Le président américain Donald Trump a annoncé, ce mercredi 9 juillet, la rencontre prochaine, à la Maison Blanche, des présidents rwandais Paul Kagame et congolais Félix Tshisekedi. Ce sera, a-t-il dit, pour la signature de l’accord final.
Le président du Rwanda Paul Kagame et celui de la RDC Félix Tshisekedi sont attendus dans 2 semaines à Washington où ils doivent être reçus par le président américain Donald Trump.
Selon le président américain, cette rencontre à la Maison Blanche aura pour objectif de finaliser le processus de paix entre les 2 pays.
Cela fait suite à l’étape de la signature de l’accord de paix au niveau ministériel en présence de Marco Rubio, Secrétaire d’Etat américain. C’était en date du 27 juin dernier.
“Ils sont en guerre depuis 30 ans. Ça a été une lutte longue et brutale. Nous sommes très heureux d’avoir pu résoudre ce problème. Je pense que, dans les deux prochaines semaines, les dirigeants des deux pays viendront pour signer l’accord final”, a révélé le président américain Donald Trump.

Il a dit espérer que les différentes parties prenantes vont bel et bien appliquer cet accord de paix.
“Comme vous le savez, nous avions les ministres des Affaires étrangères la semaine dernière. Mais nous allons signer la fin de cette horrible guerre de 30 ans. Elle a duré très longtemps. J’en ai lu, j’en ai entendu parler, et c’était une guerre brutale. C’était une guerre terrible. Je veux remercier notre excellent conseiller principal pour l’Afrique, Il a été très impliqué dans ce règlement. La plupart de gens pensaient que c’était impossible. Mais il reste encore beaucoup à faire”, a ajouté le président américain Donald Trump.
La signature de l’accord est une chose mais sa mise en application en est une autre.
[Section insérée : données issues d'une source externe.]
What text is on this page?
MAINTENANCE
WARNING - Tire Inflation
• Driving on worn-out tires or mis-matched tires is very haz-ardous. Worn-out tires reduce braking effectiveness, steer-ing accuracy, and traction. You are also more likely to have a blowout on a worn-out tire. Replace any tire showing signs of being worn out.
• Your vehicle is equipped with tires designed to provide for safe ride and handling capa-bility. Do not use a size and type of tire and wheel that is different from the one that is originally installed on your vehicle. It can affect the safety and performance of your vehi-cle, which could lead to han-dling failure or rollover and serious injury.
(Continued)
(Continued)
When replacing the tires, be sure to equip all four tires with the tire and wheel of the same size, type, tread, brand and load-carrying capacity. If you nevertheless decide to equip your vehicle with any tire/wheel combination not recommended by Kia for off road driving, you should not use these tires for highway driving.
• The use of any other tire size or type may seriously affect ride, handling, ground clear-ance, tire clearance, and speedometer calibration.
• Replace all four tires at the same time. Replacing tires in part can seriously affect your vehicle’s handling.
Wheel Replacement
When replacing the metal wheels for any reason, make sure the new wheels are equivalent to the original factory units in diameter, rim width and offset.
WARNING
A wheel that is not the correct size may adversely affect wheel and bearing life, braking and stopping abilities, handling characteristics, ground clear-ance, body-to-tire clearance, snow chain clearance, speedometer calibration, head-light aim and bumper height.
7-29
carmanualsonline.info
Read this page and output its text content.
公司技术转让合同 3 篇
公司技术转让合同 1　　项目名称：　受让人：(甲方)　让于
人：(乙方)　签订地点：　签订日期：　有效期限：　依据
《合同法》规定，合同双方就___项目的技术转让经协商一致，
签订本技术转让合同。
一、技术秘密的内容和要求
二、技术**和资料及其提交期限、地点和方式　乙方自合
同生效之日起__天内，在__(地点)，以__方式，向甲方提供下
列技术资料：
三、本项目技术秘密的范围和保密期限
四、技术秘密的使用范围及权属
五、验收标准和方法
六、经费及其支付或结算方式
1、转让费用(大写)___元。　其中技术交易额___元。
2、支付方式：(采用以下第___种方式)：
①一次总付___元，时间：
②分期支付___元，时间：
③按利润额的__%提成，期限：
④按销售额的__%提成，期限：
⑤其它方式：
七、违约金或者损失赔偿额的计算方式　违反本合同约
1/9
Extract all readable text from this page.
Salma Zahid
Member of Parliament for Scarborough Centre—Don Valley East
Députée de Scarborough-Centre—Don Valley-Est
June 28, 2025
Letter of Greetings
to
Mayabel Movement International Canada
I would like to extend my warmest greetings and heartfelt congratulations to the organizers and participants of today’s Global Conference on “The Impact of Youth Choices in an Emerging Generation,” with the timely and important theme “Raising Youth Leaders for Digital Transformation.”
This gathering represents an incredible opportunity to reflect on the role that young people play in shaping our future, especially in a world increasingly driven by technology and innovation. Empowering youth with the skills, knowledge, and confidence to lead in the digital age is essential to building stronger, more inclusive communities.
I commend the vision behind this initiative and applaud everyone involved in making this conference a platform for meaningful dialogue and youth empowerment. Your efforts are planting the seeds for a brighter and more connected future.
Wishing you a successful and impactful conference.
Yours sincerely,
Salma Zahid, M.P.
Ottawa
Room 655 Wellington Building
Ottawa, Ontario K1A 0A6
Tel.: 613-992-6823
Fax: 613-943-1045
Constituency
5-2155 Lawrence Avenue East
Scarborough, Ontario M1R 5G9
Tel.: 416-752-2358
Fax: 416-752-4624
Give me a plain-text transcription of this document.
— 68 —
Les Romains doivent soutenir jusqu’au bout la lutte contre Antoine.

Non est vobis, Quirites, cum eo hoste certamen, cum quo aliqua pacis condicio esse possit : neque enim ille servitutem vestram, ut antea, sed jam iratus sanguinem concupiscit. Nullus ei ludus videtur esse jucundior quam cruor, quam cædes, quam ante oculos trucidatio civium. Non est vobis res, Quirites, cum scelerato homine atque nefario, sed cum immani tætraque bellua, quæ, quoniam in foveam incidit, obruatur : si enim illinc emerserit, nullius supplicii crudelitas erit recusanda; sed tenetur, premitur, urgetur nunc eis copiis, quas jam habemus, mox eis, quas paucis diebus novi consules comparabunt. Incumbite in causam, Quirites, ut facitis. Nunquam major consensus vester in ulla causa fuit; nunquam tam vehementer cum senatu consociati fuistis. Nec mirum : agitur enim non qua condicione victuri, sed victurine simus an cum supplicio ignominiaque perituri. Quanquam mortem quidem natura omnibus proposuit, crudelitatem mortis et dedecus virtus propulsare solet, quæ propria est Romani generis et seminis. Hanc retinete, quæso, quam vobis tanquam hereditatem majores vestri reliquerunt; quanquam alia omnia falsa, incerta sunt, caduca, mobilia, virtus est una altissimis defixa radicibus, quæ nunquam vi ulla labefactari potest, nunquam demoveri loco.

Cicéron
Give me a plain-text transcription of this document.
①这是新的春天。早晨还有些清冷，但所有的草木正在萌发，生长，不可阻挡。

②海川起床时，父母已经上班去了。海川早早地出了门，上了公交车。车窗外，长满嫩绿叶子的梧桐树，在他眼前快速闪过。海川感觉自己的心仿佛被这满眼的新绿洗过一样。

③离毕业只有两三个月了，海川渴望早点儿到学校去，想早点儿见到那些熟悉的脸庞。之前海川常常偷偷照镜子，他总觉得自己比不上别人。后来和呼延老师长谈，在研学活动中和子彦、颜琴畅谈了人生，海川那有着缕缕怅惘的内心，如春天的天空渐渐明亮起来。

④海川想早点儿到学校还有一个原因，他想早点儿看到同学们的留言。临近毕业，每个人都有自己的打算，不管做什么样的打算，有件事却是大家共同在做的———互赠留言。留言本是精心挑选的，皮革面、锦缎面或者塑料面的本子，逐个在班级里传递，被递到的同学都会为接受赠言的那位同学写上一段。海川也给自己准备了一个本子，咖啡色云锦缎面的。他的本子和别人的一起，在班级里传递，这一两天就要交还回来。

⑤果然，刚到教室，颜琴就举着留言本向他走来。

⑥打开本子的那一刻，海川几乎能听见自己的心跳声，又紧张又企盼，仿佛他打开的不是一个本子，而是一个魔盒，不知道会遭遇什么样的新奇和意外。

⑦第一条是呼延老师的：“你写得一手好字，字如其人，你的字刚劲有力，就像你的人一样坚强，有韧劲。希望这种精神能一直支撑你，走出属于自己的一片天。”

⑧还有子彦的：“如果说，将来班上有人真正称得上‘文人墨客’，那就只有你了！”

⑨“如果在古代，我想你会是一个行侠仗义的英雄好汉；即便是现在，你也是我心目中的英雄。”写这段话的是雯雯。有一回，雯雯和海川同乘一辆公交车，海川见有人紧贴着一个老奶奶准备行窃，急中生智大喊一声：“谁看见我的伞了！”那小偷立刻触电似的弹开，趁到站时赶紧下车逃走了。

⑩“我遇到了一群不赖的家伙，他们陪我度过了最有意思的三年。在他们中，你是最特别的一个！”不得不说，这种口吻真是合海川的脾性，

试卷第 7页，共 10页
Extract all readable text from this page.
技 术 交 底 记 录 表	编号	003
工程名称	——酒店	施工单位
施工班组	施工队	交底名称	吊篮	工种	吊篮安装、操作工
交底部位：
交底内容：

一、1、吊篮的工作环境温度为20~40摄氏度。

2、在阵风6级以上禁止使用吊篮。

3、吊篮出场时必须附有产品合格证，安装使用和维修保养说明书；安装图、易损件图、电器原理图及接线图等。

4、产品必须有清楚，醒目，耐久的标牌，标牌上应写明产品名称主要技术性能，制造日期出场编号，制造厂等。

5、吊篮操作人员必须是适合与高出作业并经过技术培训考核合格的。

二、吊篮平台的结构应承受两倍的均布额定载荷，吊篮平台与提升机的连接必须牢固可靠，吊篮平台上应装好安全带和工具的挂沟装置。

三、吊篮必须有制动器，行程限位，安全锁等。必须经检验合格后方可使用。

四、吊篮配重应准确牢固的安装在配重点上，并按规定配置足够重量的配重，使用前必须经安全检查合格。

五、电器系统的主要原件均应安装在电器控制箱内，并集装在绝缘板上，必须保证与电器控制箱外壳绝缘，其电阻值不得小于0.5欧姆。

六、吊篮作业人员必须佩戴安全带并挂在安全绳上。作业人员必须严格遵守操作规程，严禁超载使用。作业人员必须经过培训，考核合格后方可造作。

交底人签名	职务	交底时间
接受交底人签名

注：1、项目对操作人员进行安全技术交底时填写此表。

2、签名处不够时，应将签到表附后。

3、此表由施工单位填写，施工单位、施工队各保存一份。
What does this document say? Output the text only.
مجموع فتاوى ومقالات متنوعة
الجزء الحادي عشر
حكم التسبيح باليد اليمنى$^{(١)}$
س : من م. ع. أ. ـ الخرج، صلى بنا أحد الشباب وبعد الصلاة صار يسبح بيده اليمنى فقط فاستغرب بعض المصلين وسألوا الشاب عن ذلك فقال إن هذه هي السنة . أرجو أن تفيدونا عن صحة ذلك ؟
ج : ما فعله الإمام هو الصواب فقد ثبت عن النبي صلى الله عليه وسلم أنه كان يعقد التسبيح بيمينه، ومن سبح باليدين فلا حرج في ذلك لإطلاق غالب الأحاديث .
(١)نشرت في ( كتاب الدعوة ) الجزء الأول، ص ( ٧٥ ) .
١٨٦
Le défi majeur reste donc la mise en œuvre de cet accord de paix.
Accord de paix : optimisme prudent
Le ministre rwandais des affaires étrangères et de la coopération internationale, Olivier Nduhungirehe, a exprimé un optimisme prudent. Il a souligné toutefois que le Rwanda reste déterminé à respecter sa part de l’accord.
S’exprimant lors de la ‘’Rwanda Convention 2025’’, qui s’est tenue au Texas, aux Etats-Unis, du 4 au 6 juillet, Olivier Nduhungirehe a donné de l’importance à cet accord, qui vise à apaiser les tensions persistantes dans la région des Grands Lacs.
Il a rappelé que l’accord de paix, négocié à Washington avec le soutien des Etats-Unis, est global et couvre les volets politique, sécuritaire, économique et humanitaire.

” Nous sommes optimistes parce que ces trois aspects sont pris en compte. Cependant, nous restons prudemment optimistes car nous avons déjà l’expérience avec la RDC, de signer des accords sans les mettre en œuvre’’, a-t-il souligné.
Il a insisté sur le fait que les préoccupations sécuritaires du Rwanda, en particulier la menace que représentent les FDLR, une force génocidaire, sont au cœur de l’accord.
” Nous avons décidé ensemble de faire en sorte que ce mouvement, FDLR, soit neutralisé une fois pour toutes, ce qui permettra au Rwanda de lever ses mesures défensives’’, a-t-il déclaré.
Il a également exprimé des inquiétudes quant à la militarisation intensive de la RDC. Il a évoqué l’acquisition de nouvelles armes, de drones d’attaque, de véhicules blindés et le recours à des mercenaires, notamment des opérateurs colombiens engagés par Blackwater lors des négociations à Washington.
” Nous savons que la RDC n’a pas mis en œuvre les accords précédents. Le Rwanda remplira sa part et ses obligations et nous espérons que la RDC fera de même ’’, a conclu le ministre Nduhungirehe.